Домашние втайне дивились на Никиту Андреича, но спрашивать ни о чем не смели. Марфа все изумлялась, что стал он желтоват с лица, как купавка, исхудал сильно и ни вина, ни мяса в рот не брал. Меж тем свадьбу играть должны были уже через месяц. Князь Еленский женихом езживал в дом, но беседовать с невестой ему было решительно не о чем, и он часами сидел у камина, бездельничал, глядя в огонь, либо в обшитой дубом библиотеке, куда никто отродясь не захаживал, выколупывал из шкафа книжку и читал, вальяжно развалившись в кресле. 

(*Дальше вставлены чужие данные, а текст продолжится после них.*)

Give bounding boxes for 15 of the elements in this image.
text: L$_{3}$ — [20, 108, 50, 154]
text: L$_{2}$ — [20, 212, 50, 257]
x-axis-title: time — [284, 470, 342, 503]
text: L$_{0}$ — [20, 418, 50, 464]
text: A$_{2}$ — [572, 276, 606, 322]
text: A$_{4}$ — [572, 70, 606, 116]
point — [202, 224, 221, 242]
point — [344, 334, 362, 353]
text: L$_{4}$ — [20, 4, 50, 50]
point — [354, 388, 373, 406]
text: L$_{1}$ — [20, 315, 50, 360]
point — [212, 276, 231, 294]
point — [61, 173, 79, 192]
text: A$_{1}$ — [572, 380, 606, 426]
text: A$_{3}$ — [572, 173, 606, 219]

Там-то они как-то под вечер и встретились с главою дома, Никитой Андреичем, пришедшим поискать на полках: не завалялись ли сочинения графа Толстого среди разного хлама. 

Шкафы стояли темные, пахнущие лаком, изнутри закрытые зелеными занавесками. Книг было множество, потому что с давних пор она пополнялась по приказу хозяина дома модными сочинениями русских и заграничных литераторов.  
Еще лет десять назад какой-то умник в Клубе поведал Никите Андреичу под стук приборов, что в доме европейского, современного человека должны книги разные сотнями стоять, что не нами так  заведено, не нами и кончится. Но так-то делают люди сильно образованные, да и те, наверное, пыль в глаза пускают – ведь не может один человек тыщу книг за жизнь свою одолеть, да и попросту скука это бешеная. И совсем уж было решился Никита Андреич пренебречь советом, да спасибо Клочковатый научил: дескать, правы те, кто книги обозами скупает, в лучших семьях купеческих под них целые комнаты выделены, называются библиотеками. В них и коллекции обычно держат для показу – кто что собирает: кто иконы старинные, кто картины или канделябры. А читать уж давно в моду вошло. И почету тебе от людей больше, коли ты торговый русский человек, а по-европейски жить умеешь – спесиво, с размахом. 
Приняв все это в соображение, Никита Андреич, чей отец был из простых, своим горбом капитал миллионный нажил и сына к делу приучил, взял себе за правило каждый месяц посылать из слуг кого половчей в книжные лавки и новинки заказывать. Но самому ему от чтения становилось тотчас же дурно – голова болела и в ушах звон подымался, хоть ты что.